Si vous fixez ma frontière à Sedan, je placerai le camp de six mille homme à Sedan, laissant M. Arthur Dillon avec un corps détaché du côté de Valenciennes, me portant moi-même vers les points qui me paraîtront les plus exposés. Je pourrai même rapprocher M. Dillon de moi, ou me rapprocher de lui, suivant les circonstances.

Si au contraire ma frontière doit s'étendre jusqu'à Montmédy, il faudra que la Flandre reste abandonnée à peu près aux forces actuelles, qui la défendent, car je ne serais pas à portée d'y aller arrêter ou combattre les ennemis; mais ils auront devant eux des places dans lesquelles on doit jeter à temps des garnisons suffisantes.

Je vous prie, Monsieur, de m'envoyer une décision précise, parce qu'il est temps que les généraux d'armée sachent quelles frontières ils ont à défendre, et sur quel nombre de troupes ils peuvent compter......

A. M. DE LA COLOMBE,

AIDE-DE-CAMP DU GÉNÉRAL LAFAYEtte.

De Brouelle, près de Sedan, le 3 août 1792, l'an IV de la liberté.

Je reçois, mon cher La Colombe, votre lettre par Bureaux de Pusy; elle m'annonce un courrier qui n'est pas arrivé; elle m'annonce aussi que ma frontière s'étendra de Dunkerque à Givet.
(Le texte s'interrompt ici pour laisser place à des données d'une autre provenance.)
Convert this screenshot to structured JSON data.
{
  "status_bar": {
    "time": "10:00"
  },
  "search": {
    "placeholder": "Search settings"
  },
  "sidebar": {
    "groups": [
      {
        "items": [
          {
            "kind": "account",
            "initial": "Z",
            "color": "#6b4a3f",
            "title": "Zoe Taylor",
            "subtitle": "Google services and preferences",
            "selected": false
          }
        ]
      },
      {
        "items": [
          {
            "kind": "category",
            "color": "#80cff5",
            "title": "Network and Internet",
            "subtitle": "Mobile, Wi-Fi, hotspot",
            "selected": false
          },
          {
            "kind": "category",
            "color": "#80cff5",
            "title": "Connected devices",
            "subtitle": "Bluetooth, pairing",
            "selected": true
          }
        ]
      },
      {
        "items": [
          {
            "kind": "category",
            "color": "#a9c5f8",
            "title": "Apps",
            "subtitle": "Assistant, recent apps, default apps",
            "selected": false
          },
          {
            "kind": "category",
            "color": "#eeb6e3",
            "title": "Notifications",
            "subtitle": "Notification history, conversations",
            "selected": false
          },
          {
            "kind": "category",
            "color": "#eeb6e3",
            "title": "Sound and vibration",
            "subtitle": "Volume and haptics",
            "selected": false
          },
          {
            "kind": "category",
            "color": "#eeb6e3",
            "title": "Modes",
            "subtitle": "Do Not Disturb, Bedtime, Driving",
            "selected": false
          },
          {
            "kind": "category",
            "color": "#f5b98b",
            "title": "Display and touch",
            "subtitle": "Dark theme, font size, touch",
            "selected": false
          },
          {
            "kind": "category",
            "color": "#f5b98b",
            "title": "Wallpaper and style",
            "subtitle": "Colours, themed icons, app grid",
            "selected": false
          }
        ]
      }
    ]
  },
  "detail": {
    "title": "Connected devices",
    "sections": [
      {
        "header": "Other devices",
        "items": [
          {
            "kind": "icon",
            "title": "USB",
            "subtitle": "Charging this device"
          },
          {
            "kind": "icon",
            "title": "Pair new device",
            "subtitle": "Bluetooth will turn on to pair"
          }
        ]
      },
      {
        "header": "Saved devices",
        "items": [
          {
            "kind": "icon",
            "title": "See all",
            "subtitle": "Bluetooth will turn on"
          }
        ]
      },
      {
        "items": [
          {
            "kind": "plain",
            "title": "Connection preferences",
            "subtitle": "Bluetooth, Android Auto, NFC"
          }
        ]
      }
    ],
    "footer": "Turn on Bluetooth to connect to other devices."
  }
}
C'est bien sans doute ce qu'il y a de plus commode pour ma responsabilité; mais je vous observerai que, dans la lettre que je vous ai écrite, il s'agissait de s'étendre jusqu'à Sedan, c'est-à-dire d'avoir dans mon commandement tout le département des Ardennes.

Voici quels étaient mes deux motifs principaux. D'abord, il est à croire que le duc de Brunswick essaiera de percer avec son armée principale, entre la Moselle et la Meuse. Nos armées ne sont pas en état de le combattre de front, à moins qu'elles ne se renforcent extraordinairement. Qu'avons-nous donc à faire? tomber sur les flancs de l'armée combinée, couper ses communications, et la forcer, pour cheminer en avant, à venir nous combattre sur un terrain que toutes les ressources de l'art auront fortifié. Vous remarquerez que la position de Sedan, en étendant son camp retranché, est la plus commode pour le général de l'armée du nord qui se destine à remplir cet objet, et l'exécution de cette partie du plan de campagne demande trop de tact pour être indifféremment confiée à tout le monde.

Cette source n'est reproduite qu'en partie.